Monday, July 05, 2010

Crossing Over

Before radio formats were invented every song on the radio was a crossover. Long before country music emerged as a full time "format," country music and its artists were charting and thus 'crossing over.'

Hank Snow's "I'm Moving On"
was in the Billboard "Top 40" chart in the top ten for 44 weeks and held onto the #1 slot for 21 weeks in 1950.

Historically, when country music gets airplay on other formats (thank you, Taylor, Lady Antebellum and all of the others who count themselves among the hundreds of country acts who have achieved crossover success over the history of recorded music) that improves our image and bodes well for the overall growth of the genre and country radio's format ratings/rank.
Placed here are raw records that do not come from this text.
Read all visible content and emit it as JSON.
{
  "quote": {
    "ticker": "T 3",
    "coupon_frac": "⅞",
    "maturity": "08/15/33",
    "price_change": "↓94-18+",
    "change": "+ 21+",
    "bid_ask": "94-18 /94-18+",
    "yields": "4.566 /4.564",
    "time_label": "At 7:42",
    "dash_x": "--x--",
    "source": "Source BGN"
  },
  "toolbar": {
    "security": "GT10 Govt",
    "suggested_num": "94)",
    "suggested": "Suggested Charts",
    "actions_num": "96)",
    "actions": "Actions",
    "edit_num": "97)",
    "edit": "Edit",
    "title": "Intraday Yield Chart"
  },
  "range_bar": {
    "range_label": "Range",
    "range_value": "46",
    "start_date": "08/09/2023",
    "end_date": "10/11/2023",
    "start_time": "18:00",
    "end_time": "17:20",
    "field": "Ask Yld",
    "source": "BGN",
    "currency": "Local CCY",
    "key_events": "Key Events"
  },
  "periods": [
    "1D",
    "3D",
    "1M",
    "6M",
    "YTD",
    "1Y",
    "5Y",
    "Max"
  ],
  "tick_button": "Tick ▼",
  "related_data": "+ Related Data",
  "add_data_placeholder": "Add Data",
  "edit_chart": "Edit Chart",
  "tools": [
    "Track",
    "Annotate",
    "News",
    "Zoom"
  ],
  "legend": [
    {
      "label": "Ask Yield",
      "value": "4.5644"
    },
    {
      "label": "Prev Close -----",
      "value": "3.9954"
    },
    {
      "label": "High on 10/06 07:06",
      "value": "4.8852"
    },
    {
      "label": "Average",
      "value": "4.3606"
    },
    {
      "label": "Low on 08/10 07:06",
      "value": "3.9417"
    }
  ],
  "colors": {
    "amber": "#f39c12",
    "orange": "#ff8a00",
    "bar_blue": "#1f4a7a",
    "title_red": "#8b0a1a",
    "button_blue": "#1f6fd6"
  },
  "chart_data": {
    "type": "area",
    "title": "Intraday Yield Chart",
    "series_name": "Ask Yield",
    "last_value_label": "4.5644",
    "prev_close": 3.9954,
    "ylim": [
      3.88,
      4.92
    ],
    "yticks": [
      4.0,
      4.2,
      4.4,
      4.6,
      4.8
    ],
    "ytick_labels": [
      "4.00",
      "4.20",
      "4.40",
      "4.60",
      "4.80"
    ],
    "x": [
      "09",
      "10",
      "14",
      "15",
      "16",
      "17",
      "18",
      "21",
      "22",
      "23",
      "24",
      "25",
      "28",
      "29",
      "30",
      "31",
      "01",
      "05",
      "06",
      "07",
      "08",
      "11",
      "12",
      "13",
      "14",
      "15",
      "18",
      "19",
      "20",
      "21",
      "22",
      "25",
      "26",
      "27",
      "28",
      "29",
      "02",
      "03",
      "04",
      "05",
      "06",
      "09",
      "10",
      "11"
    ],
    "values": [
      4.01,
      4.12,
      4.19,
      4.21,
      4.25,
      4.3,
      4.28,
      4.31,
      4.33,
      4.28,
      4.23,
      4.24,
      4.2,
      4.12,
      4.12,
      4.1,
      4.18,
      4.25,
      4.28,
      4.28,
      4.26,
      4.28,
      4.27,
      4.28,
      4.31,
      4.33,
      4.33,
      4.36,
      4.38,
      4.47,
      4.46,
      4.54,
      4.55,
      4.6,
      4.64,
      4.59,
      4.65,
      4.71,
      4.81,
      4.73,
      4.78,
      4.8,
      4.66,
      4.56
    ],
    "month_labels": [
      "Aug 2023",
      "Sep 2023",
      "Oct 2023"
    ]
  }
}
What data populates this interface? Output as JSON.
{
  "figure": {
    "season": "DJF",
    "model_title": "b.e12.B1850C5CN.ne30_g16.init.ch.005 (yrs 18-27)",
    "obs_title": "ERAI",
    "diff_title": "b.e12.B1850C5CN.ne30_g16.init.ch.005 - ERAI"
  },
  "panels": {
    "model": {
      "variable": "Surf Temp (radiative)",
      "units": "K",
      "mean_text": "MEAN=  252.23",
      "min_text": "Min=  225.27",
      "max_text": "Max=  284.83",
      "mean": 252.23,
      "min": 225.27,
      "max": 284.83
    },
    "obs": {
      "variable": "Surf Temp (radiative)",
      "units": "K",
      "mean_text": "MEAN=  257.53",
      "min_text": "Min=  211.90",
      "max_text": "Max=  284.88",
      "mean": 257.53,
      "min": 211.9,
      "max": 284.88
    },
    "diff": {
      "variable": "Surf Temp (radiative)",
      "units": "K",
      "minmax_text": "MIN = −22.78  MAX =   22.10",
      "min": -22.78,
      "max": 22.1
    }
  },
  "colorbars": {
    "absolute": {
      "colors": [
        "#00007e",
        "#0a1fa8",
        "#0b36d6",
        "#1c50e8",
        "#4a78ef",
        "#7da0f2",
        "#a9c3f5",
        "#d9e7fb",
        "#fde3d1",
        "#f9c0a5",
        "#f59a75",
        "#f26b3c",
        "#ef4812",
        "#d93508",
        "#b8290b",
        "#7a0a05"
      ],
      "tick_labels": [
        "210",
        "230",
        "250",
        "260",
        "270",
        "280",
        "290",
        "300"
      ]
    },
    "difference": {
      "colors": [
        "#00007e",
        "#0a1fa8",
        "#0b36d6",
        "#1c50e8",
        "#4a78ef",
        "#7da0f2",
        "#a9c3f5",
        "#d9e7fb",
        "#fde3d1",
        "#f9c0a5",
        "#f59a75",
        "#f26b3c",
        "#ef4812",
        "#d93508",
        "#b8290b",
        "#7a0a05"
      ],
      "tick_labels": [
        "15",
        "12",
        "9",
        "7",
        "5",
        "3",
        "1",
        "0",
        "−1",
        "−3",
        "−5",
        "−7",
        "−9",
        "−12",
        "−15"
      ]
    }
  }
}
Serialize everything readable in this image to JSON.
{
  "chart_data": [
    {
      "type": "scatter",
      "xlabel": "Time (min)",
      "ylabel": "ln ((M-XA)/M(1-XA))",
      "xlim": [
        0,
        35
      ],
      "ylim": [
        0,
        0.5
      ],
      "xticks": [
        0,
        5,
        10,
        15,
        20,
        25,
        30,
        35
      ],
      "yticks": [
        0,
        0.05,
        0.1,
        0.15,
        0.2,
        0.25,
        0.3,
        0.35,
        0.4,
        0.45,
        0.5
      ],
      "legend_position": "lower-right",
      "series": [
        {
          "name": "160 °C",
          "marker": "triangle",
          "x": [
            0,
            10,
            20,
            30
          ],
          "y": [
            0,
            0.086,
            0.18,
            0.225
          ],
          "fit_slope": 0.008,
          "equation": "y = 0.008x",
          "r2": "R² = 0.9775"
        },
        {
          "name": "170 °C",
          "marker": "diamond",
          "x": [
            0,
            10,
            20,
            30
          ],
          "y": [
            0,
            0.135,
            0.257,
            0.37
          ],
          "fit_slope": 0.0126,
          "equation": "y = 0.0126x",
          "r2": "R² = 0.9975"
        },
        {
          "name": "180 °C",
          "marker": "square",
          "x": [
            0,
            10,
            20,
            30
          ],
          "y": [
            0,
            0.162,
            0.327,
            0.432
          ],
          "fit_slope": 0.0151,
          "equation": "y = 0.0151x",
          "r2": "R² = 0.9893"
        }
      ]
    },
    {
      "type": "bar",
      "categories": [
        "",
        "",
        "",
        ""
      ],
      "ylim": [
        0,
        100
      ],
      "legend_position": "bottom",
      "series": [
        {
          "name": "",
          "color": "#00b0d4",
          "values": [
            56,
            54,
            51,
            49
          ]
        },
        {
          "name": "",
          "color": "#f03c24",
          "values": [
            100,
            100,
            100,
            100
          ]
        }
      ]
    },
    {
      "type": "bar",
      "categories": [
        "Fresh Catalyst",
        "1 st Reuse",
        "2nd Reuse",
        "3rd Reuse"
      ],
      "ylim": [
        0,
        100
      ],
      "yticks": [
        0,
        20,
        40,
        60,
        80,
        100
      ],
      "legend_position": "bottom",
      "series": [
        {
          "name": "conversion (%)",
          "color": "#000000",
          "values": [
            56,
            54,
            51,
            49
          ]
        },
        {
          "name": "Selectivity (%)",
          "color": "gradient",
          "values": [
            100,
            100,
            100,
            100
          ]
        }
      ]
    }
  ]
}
When country radio starts looking outside its traditional boundaries for new music from other formats, is that a sign of desperate times or just another turn of the wheel of pop culture?

For example, Train, just back from a tour of Australia and Asia, has watched their hit from last year "Hey Soul Sister," move from AAA to Top 40 to Hot AC to Rhythmic to AC, even Adult Hits and this morning it hits #57 on the BDS Real Time COUNTRY chart with BNA's release of a country mix.

To add to the multi-formatic irony, this happened just as they learned that the song is up for a Teen Choice Award as "Best Rock Track."

So, what format IS it? Does it matter?

I started this post with the Hank Snow factoid to place all of this into context. Music has always crossed boundaries and its power to mash cultures and bring people together has been well-documented.

One of CMT's most popular and enduring benchmarks is Crossroads as country fans relish the magic that emerges as stars jam together, playing one another's songs.

Uncle Kracker seems to visit our playlists every year or so, receiving a warm research welcome, as some of country's most "country" current songs come from performers from other formats, who for all appearances came to country for the sheer love of their roots, like Darius Rucker (also up for a Teen Choice prize), Jewel (who finds herself on both NPR and working country radio at the same time) and LeAnn Rimes (I'll save a riff on the pro's and con's of cover tunes for another day).

Broadway star Laura Bell Bundy certainly doesn't need to prove anything by going country, yet here she is.

Adding to the goulash, with - it seems - the mission of defying categorization, counting on talent to win out: Gretchen Wilson, John Rich, Colt Ford, Brantley Gilbert and many others who seem to agree that what we need is a little more fun, edge and variety in our lives.

Bring 'em on. Forget about labels. If the people who listen to country radio love them, that's country enough for me.

May the best songs win!

3 comments:

Anonymous said...

Can't agree with you more!

Jeff Stone said...

Yes...I agree!

Randy said...

Well said.

Tired of reading some "country snobs" who diss some really good talent.

They don't realize, that esp. in this day and age you need fans to survive and any music that brings fans to country buying the music is good for business.

And where would we be without crossing over (a la Elvis, rock, country etc!)